Now, Ted Cruz is a fundamentalist of the first order. His daddy is a preacher who talks about Ted being a royal priesthood, a king, and Obama of course being a Kenyan devil. These folks are serious about their fundie ways. Ted is also a dominionist among other things.  A dominionist is defined as:

The theocratic idea that regardless of theological view or eschatological timetable, heterosexual Christian men are called by God to exercise dominion over secular society by taking control of political and cultural institutions. Competes in Christianity with the idea of Stewardship, which suggests custodial care rather than absolute power. Used here in the broader sense, some analysts use the word only to refer to forms and offshoots of Reconstructionism.

Basically these folks believe to one degree or another than they should impose a Christian government over the US, based on biblical law as they understand it, and go on to do so across the world. People who are not Christian or don’t adhere to proper beliefs are to be eliminated (How that is to be done  depends on how hard-core you really are.)

Where do they get this notion? Why they get it from Genesis 1:28 where in God gave Adam “dominion” over all the earth.

dominion2See, they read this and define it as the way we would use the words today. Subdue involves or can involve force. Dominion means dominance, power and control over.

So they feel very righteousy in all their planning to destroy the Constitution as it is, in favor of what it really always was, but somehow got perverted by the LIBERALS, those heathen God-haters, also known as the N word of all words SECULARISTS, which is really an S word, but no matter.

And they mean business and no bigger proof of that is grifter girl Annie Coulter, who probably could care less, unless she can see a way to make a dime off it, but anyway, she in seriousness or jest said this:

dominion3 And well, we don’t know how close to Mr. Cruz this is or isn’t, but for some, this is what they really believe, and if you try to explain to them that they are probably pretty wrong in this, well, as I said, you get Satanized.

So what is the truth about all this dominion stuff?

Well, I was reading my Method Matters and I was reading about the methodology called Comparative Methodology which to make a long story very very short, means comparing biblical texts with other textual material from other areas and groups such as Egyptian or Mesopotamian, Babylonian, and so forth.

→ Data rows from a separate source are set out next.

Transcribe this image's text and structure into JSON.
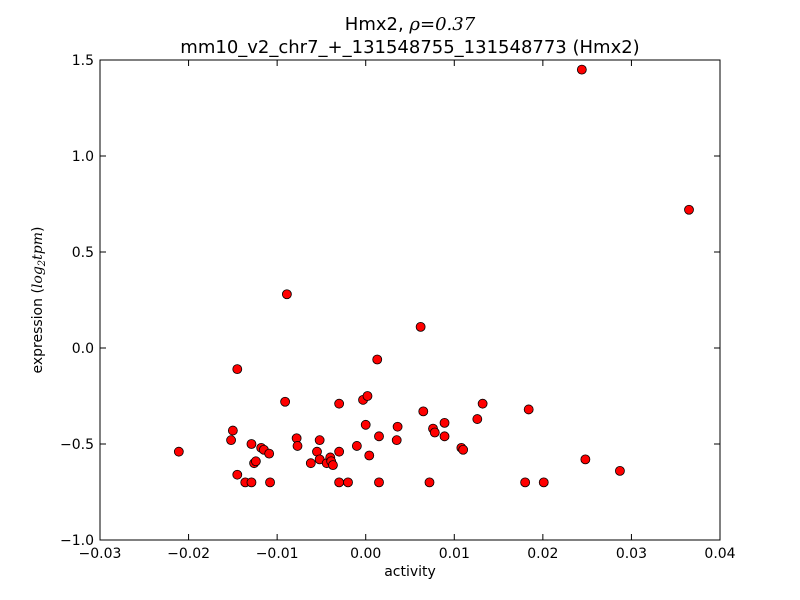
{
  "chart_data": {
    "type": "scatter",
    "title_prefix": "Hmx2, ",
    "title_rho_symbol": "ρ",
    "title_rho_value": "=0.37",
    "subtitle": "mm10_v2_chr7_+_131548755_131548773 (Hmx2)",
    "xlabel": "activity",
    "ylabel_prefix": "expression (",
    "ylabel_math": "log",
    "ylabel_sub": "2",
    "ylabel_math2": "tpm",
    "ylabel_suffix": ")",
    "xlim": [
      -0.03,
      0.04
    ],
    "ylim": [
      -1.0,
      1.5
    ],
    "xticks": [
      -0.03,
      -0.02,
      -0.01,
      0.0,
      0.01,
      0.02,
      0.03,
      0.04
    ],
    "xtick_labels": [
      "−0.03",
      "−0.02",
      "−0.01",
      "0.00",
      "0.01",
      "0.02",
      "0.03",
      "0.04"
    ],
    "yticks": [
      -1.0,
      -0.5,
      0.0,
      0.5,
      1.0,
      1.5
    ],
    "ytick_labels": [
      "−1.0",
      "−0.5",
      "0.0",
      "0.5",
      "1.0",
      "1.5"
    ],
    "marker_color": "#ff0000",
    "marker_edge": "#000000",
    "grid": false,
    "points": [
      {
        "x": -0.0211,
        "y": -0.54
      },
      {
        "x": -0.0152,
        "y": -0.48
      },
      {
        "x": -0.015,
        "y": -0.43
      },
      {
        "x": -0.0145,
        "y": -0.66
      },
      {
        "x": -0.0145,
        "y": -0.11
      },
      {
        "x": -0.0136,
        "y": -0.7
      },
      {
        "x": -0.0129,
        "y": -0.7
      },
      {
        "x": -0.0129,
        "y": -0.5
      },
      {
        "x": -0.0126,
        "y": -0.6
      },
      {
        "x": -0.0124,
        "y": -0.59
      },
      {
        "x": -0.0118,
        "y": -0.52
      },
      {
        "x": -0.0115,
        "y": -0.53
      },
      {
        "x": -0.0109,
        "y": -0.55
      },
      {
        "x": -0.0108,
        "y": -0.7
      },
      {
        "x": -0.0091,
        "y": -0.28
      },
      {
        "x": -0.0089,
        "y": 0.28
      },
      {
        "x": -0.0078,
        "y": -0.47
      },
      {
        "x": -0.0077,
        "y": -0.51
      },
      {
        "x": -0.0062,
        "y": -0.6
      },
      {
        "x": -0.0055,
        "y": -0.54
      },
      {
        "x": -0.0052,
        "y": -0.48
      },
      {
        "x": -0.0052,
        "y": -0.58
      },
      {
        "x": -0.0044,
        "y": -0.6
      },
      {
        "x": -0.004,
        "y": -0.57
      },
      {
        "x": -0.0039,
        "y": -0.59
      },
      {
        "x": -0.0037,
        "y": -0.61
      },
      {
        "x": -0.003,
        "y": -0.54
      },
      {
        "x": -0.003,
        "y": -0.29
      },
      {
        "x": -0.003,
        "y": -0.7
      },
      {
        "x": -0.002,
        "y": -0.7
      },
      {
        "x": -0.001,
        "y": -0.51
      },
      {
        "x": -0.0003,
        "y": -0.27
      },
      {
        "x": 0.0,
        "y": -0.4
      },
      {
        "x": 0.0002,
        "y": -0.25
      },
      {
        "x": 0.0004,
        "y": -0.56
      },
      {
        "x": 0.0013,
        "y": -0.06
      },
      {
        "x": 0.0015,
        "y": -0.46
      },
      {
        "x": 0.0015,
        "y": -0.7
      },
      {
        "x": 0.0035,
        "y": -0.48
      },
      {
        "x": 0.0036,
        "y": -0.41
      },
      {
        "x": 0.0062,
        "y": 0.11
      },
      {
        "x": 0.0065,
        "y": -0.33
      },
      {
        "x": 0.0072,
        "y": -0.7
      },
      {
        "x": 0.0076,
        "y": -0.42
      },
      {
        "x": 0.0078,
        "y": -0.44
      },
      {
        "x": 0.0089,
        "y": -0.39
      },
      {
        "x": 0.0089,
        "y": -0.46
      },
      {
        "x": 0.0108,
        "y": -0.52
      },
      {
        "x": 0.011,
        "y": -0.53
      },
      {
        "x": 0.0126,
        "y": -0.37
      },
      {
        "x": 0.0132,
        "y": -0.29
      },
      {
        "x": 0.018,
        "y": -0.7
      },
      {
        "x": 0.0184,
        "y": -0.32
      },
      {
        "x": 0.0201,
        "y": -0.7
      },
      {
        "x": 0.0244,
        "y": 1.45
      },
      {
        "x": 0.0248,
        "y": -0.58
      },
      {
        "x": 0.0287,
        "y": -0.64
      },
      {
        "x": 0.0365,
        "y": 0.72
      }
    ]
  }
}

Do we find similar stories say to the flood story? And of course we do. And that helps us understand the Hebrew flood story in some context. Get it?

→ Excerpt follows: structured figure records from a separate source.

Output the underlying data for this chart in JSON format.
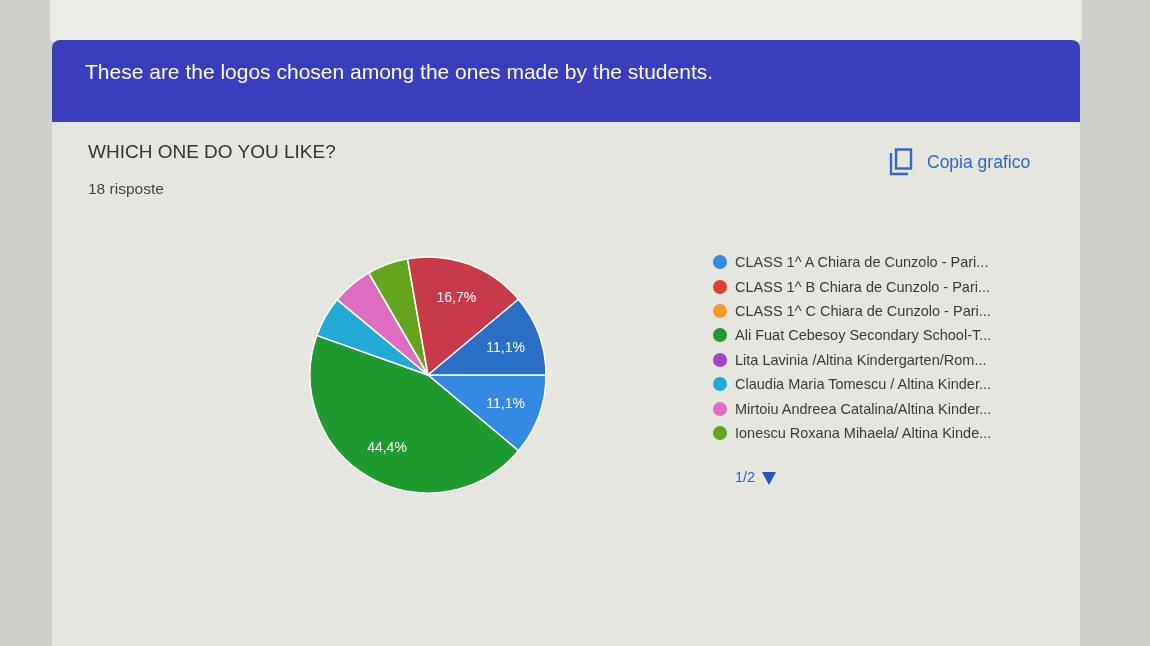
{
  "chart_data": {
    "type": "pie",
    "title": "WHICH ONE DO YOU LIKE?",
    "subtitle": "18 risposte",
    "categories": [
      "CLASS 1^ A Chiara de Cunzolo - Pari...",
      "CLASS 1^ B Chiara de Cunzolo - Pari...",
      "CLASS 1^ C Chiara de Cunzolo - Pari...",
      "Ali Fuat Cebesoy Secondary School-T...",
      "Lita Lavinia /Altina Kindergarten/Rom...",
      "Claudia Maria Tomescu / Altina Kinder...",
      "Mirtoiu Andreea Catalina/Altina Kinder...",
      "Ionescu Roxana Mihaela/ Altina Kinde...",
      null,
      null
    ],
    "values": [
      11.1,
      0,
      0,
      44.4,
      0,
      5.6,
      5.6,
      5.6,
      16.7,
      11.1
    ],
    "colors": [
      "#3489e2",
      "#e0412f",
      "#f39a2b",
      "#1f9a2e",
      "#a244cc",
      "#22aad6",
      "#de6cc0",
      "#63a51d",
      "#c83a48",
      "#2a6fc6"
    ],
    "value_labels": [
      "11,1%",
      null,
      null,
      "44,4%",
      null,
      null,
      null,
      null,
      "16,7%",
      "11,1%"
    ],
    "legend": "right",
    "annotations": [
      "These are the logos chosen among the ones made by the students.",
      "Copia grafico",
      "1/2"
    ]
  }
}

So when we look at the “man made in the image of God” we wonder what that means. And it suggests that in Mesopotamia, the king made images of himself for the temple (to be worshipped) and in territories taken in war. So if God made an image of himself (in man) is this similar to showing off one’s victory–humans are the capstone of God’s creation. Except that in Mesopotamia, the images are cast to revel in war victories or hunting victories, the latter reflecting on the former. They reflect violent acts by the King.

Is this the same in the bible or different. The author of that essay, argues different. Why? Because when we read Genesis 2:16, we see that the “dominion” previously alluded to, is tempered in the second Genesis story using the Hebrew words šmr (serving) and ‘bd (preserving). We can see that the Hebrew writer who joined the two creation stories changed the royal rhetoric of violence which we see in Mesopotamian texts to a non-violent image of caring and nurturing of the earth by this image of God–humanity. (*please note I am not suggesting that the Genesis redactor was aware of the Mesopotamian textual or iconographic rhetoric)

The lesson is quite different. And rational people thus informed and having a better idea of what dominion means in the Hebrew bible, no longer can or should use it as a basis for a forceful control over others.

But of course we run into that old demon Satan once again.

I might be telling you the truth, and honestly I am, but then again, my mind might be so warped by my companion Beelzebub that I only THINK that I’m telling you the truth, and I’m really doing Satan’s handiwork. Or as they say in Star Trek: Everything I say is a lie–I’m lying.

You have now entered a circular argument and will never be released–or a black hole–or the inside of true-blue fundamentalist.